Assim, se o livro se dispõe a “defender” o funk contra suas principais acusações – apologia ao crime, associação com o tráfico de drogas, valorização da pedofilia e machismo – apresentando inúmeras evidências que deitam por terra tais argumentos, também não deixa de apresentar críticas mais “legítimas”, tais como a atuação controversa de MC’s menores de idade no funk “putaria”, ou as reclamações por parte de moradores de periferia em relação aos bailes e seus excessos. Sem jamais perder de vista, contudo, a forma com que tais críticas são frequentemente mobilizadas para justificar a repressão violenta e indiscriminada aos bailes, ou as condenações generalizadas ao gênero como um todo.

Em momentos mais pontuais, os esforços do livro para não deixar de fora nenhuma das vozes envolvidas no confronto pode parecer ao leitor não especializado algo cansativo. Tal opção, entretanto, cumpre bem a função de construção minuciosa de um “caso jurídico”. Já em outros momentos, mais delicados, tal modelo parece deixar escapar um esforço de síntese dialética entre elementos que são contraditórios apenas na superfície – como a própria relação de complementariedade entre glamourização e criminalização das culturas periféricas, base mesma do modelo de racismo à brasileira.
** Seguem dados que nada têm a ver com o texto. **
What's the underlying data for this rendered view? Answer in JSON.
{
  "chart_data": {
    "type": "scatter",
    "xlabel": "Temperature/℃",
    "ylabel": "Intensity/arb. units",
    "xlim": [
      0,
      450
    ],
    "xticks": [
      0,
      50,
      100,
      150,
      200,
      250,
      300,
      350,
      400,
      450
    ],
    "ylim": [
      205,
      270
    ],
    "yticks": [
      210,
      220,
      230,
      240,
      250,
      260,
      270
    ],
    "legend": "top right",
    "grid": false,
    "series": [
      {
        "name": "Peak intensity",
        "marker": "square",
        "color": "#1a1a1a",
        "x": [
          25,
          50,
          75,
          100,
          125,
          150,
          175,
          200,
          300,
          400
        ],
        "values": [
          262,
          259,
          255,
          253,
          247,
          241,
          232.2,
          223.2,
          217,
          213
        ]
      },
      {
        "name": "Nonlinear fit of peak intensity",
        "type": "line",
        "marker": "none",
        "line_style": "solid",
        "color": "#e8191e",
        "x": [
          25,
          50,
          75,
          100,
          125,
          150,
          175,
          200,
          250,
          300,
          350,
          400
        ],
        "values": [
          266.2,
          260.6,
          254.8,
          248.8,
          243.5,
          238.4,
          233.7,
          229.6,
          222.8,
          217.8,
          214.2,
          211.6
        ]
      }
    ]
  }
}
Por vezes, a busca por explorar o máximo de complexidade das relações acaba por deixar de lado uma compreensão mais sistêmica do todo. Quando afirma, por exemplo, que no ano de 2020 o governador de São Paulo João Dória apresentou uma “postura contraditória” em relação ao funk, prometendo mobilizar a Polícia Militar para proibir a realização de bailes funk e parabenizando MC Fioti pela versão funk de sua música pró-vacina, o livro deixa passar o fato de que existe uma mesma base higienista a articular as duas atitudes, contraditórias, portanto, apenas em aparência: a celebração de um funk higienizado, pró-sistema e, de preferência, branco, de um lado; e a criminalização dos bailes de periferia, de outro.

De todo modo, tais momentos de em nada prejudicam a clareza no desenvolvimento dos  argumentos principais da obra, e o leitor sai convencido de que as relações entre o funk e o poder público são muito mais complexas do que a simples recusa incondicional; de que o punitivismo é uma estratégia fadada ao fracasso (e, por isso mesmo, adotada à exaustão); de que o modo de (r)existência cultural periférica é marcado por uma série de ambiguidades que formam uma espécie de modelo subversivo de adesão; e de que o funk talvez seja o gênero contemporâneo com maior capacidade em captar esteticamente as principais contradições do país, sobretudo as que se deseja ocultar.

No fim das contas, sobressai-se o principal mérito do livro: a coragem necessária para encarar de frente as contradições do funk e do sistema jurídico brasileiro, cujo saldo – marcadamente violento – diz respeito a todos nós.